As Manti Te'o goes, so go the Notre Dame Fighting Irish.
Throughout 2012, that wasn't a problem. After all, Te'o won seven major awards and finished with the most Heisman Trophy votes of any solely defensive player in history it makes sense to follow suit. It's a good call. Undefeated good. BCS No. 1 ranking good.
That Manti Te'o wasn't on the field Monday night in South Florida.
Even Manti Te'o wasn't sure what player was on the field.
Te'o's final game of his college career was the most important. It might also have been his worst. The Irish followed Te'o's suit and lost 42-14 to an Alabama team that dominated the Fighting Irish from the opening kickoff.
Notre Dame coaches let it slip in the seemingly never-ending buildup to Monday's game that Te'o had only missed two tackles all season. By the time Alabama was up 14-0, Te'o had missed two critical tackles.
By the end of the first half, the total was four. The unofficial number at the end of the game was seven.
What happened to the once-invincible Te'o? He was a step behind all game, and at times, he looked weak.
Before Monday's game, Notre Dame defensive coordinator Bob Diaco proclaimed that Te'o was practicing harder, despite his extensive travel schedule that jet-settted him around the nation for awards ceremonies.
Was he too distracted? Was he burned out? It doesn't matter. Te'o was manhandled by any and all Alabama blockers, and while it's impossible to say if Te'o's performance was induced by Alabama's manhandling offensive line or if it just appeared easier for Te'o to be manhandled because of his poor play, either way, the result was the same, and it was obvious from the first series of the game.
Before the game, fans in the stands of Sun Life Stadium had chanted "Manti Te'o" for over an hour. As Eddie Lacy ran over Notre Dame's superman for the game's first touchdown, the chants stopped. Reality set in, and the Irish were issued a wake up call.

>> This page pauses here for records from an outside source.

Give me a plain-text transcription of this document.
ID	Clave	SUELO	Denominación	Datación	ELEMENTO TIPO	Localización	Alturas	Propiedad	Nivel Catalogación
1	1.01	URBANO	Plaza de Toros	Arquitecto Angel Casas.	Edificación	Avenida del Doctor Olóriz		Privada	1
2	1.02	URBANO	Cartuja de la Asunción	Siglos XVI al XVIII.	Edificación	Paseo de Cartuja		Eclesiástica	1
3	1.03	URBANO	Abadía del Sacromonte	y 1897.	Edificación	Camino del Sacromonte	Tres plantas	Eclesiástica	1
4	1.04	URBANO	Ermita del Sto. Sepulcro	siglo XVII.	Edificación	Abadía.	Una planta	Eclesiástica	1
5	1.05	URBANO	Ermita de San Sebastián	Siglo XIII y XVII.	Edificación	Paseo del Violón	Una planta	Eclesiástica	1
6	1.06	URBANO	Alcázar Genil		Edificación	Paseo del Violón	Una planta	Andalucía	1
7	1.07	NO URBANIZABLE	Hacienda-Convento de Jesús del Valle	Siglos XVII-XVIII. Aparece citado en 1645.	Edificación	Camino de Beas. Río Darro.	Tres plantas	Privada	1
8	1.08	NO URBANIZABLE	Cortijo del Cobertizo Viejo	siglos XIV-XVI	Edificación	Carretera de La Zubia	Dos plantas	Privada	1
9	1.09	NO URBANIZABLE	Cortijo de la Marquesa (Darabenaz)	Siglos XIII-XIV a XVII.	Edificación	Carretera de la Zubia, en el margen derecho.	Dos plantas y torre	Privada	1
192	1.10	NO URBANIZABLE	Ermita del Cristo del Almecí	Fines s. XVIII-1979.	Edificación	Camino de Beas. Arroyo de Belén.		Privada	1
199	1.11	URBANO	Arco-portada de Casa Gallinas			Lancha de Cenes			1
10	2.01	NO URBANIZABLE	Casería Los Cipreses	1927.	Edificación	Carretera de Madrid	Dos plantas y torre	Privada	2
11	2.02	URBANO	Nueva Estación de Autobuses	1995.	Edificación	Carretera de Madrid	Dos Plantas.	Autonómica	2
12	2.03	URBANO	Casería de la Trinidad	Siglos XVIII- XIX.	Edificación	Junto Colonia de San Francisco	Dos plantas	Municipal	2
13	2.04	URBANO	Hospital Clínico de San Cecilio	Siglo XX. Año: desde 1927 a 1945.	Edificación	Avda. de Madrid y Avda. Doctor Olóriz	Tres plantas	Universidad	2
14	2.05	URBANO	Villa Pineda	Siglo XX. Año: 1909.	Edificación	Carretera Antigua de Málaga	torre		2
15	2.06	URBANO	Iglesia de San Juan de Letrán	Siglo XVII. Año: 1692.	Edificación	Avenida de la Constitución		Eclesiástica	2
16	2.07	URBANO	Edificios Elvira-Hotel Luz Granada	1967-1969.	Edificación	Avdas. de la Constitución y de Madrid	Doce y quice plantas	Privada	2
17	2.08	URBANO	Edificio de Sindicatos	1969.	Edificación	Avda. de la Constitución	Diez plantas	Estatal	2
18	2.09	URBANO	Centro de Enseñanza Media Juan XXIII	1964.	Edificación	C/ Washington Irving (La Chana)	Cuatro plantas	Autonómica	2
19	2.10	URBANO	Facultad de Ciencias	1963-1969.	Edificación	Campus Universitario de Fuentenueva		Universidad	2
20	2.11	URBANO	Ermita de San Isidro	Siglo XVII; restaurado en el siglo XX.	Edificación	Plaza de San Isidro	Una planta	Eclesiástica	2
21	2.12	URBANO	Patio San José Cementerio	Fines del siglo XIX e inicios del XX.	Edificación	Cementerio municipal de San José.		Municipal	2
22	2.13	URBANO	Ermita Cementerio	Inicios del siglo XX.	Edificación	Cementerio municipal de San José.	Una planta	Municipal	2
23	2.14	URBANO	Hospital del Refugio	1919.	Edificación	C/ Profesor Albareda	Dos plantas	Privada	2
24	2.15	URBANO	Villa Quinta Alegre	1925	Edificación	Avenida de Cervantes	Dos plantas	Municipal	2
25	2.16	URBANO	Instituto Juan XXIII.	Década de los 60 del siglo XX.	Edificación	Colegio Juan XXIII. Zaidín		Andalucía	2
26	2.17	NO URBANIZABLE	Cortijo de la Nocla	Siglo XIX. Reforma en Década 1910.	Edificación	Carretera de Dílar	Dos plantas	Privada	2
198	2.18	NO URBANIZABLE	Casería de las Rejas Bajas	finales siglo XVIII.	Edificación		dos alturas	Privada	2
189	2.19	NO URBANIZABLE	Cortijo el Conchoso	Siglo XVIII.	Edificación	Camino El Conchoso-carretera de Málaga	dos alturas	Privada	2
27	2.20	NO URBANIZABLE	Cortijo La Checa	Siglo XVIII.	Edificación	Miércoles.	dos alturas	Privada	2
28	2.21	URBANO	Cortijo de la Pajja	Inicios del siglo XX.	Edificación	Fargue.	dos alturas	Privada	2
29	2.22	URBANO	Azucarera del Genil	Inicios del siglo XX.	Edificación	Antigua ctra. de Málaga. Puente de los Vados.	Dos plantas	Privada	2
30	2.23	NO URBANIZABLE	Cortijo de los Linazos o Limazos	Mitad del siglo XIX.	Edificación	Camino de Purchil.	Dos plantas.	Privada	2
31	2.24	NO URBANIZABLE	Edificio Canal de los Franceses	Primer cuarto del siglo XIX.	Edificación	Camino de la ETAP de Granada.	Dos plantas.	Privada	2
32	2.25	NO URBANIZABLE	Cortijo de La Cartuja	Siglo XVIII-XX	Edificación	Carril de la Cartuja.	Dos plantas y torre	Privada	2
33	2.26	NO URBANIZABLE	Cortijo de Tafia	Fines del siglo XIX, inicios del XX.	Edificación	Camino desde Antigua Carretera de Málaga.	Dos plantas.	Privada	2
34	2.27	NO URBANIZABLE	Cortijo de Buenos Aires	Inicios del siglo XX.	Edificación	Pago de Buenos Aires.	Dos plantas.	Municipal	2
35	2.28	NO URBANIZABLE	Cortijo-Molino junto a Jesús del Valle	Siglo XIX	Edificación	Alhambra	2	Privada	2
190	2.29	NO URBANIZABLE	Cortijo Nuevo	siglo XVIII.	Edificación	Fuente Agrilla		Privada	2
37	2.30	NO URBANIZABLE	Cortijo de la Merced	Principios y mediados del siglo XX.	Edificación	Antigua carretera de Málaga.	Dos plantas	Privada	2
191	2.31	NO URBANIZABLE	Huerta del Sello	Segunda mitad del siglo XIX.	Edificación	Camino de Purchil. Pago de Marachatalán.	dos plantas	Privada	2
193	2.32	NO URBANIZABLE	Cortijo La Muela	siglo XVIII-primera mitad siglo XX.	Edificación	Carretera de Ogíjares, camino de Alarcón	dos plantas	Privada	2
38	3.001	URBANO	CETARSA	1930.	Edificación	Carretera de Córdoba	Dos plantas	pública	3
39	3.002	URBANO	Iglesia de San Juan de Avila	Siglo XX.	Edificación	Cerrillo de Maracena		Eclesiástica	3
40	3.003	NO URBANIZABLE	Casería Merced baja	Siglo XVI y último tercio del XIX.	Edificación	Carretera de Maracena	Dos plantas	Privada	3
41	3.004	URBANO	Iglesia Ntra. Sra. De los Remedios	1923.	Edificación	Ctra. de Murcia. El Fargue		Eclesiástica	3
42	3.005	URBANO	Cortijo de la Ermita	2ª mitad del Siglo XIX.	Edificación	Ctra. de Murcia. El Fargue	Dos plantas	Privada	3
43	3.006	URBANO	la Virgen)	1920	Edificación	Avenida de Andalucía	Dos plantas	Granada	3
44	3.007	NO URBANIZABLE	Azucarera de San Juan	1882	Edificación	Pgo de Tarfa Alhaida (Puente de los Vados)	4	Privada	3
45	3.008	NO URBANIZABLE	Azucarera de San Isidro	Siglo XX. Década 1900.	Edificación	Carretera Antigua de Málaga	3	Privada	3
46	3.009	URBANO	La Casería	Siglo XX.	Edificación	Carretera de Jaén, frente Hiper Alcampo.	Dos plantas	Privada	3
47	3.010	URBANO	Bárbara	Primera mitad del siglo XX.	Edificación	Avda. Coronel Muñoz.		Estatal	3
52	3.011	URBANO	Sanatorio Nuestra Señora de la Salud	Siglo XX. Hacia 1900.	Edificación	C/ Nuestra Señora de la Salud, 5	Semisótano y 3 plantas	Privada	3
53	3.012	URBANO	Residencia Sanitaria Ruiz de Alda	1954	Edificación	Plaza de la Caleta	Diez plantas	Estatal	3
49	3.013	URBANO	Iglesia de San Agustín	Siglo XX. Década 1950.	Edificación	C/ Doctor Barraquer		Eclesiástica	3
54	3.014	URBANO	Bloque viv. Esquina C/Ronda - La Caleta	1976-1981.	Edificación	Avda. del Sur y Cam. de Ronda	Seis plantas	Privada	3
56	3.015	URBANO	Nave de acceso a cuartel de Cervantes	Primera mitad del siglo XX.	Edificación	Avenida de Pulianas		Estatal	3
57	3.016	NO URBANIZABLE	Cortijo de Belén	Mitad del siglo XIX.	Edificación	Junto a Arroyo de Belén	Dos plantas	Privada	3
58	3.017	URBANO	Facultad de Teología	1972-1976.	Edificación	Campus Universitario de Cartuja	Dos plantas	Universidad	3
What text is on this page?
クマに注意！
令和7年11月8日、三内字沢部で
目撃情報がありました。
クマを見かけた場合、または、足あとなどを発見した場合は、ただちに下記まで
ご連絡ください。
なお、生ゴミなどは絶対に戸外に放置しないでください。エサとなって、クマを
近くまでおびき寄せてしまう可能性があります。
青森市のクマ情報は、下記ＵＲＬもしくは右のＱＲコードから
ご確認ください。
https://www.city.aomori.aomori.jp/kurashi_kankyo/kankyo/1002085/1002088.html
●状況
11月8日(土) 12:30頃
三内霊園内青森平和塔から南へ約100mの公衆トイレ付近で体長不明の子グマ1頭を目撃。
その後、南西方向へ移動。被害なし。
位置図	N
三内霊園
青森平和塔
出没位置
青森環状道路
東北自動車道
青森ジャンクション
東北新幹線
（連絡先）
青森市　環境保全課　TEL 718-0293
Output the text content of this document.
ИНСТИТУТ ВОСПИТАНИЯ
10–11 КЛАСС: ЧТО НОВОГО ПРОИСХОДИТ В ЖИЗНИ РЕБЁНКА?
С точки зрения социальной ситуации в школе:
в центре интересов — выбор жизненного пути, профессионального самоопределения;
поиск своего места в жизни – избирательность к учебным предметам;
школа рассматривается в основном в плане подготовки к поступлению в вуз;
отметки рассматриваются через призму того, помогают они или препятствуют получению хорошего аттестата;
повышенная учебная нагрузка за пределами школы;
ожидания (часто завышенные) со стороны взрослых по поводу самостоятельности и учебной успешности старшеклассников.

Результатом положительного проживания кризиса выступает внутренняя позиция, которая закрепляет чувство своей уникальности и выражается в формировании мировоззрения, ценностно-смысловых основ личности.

Postgame, Notre Dame players all said that after Alabama took the first possession of the game 80 yards to the endzone without much resistance, they knew they had to make a stop.
Again, when the Tide rolled into the end zone on their second drive, the Irish had to step up their game.
By the time the score was 28-0, hope had been lost. The Irish were playing for pride, the National Championship had already been decided.
"Life goes on," Te'o said. "I had a lot of opportunities to make some plays and I didn't. But I played as hard as I could, and yeah, there were some plays that I could have done better on."
Te'o will shift his focus to April's NFL Draft. On Sunday afternoon, Te'o was considered a mid-first-round prospect by analysts and yahoos. Monday's game will assure that status will be questioned.
Te'o had composed perspective after the game and insisted that he'll use Monday's underwhelming performance as fuel to improve himself.
"That's all you can use it for," Te'o said. "What are you going to take form this? Are you going to sulk, and sit back? Or are you going to do something about it?"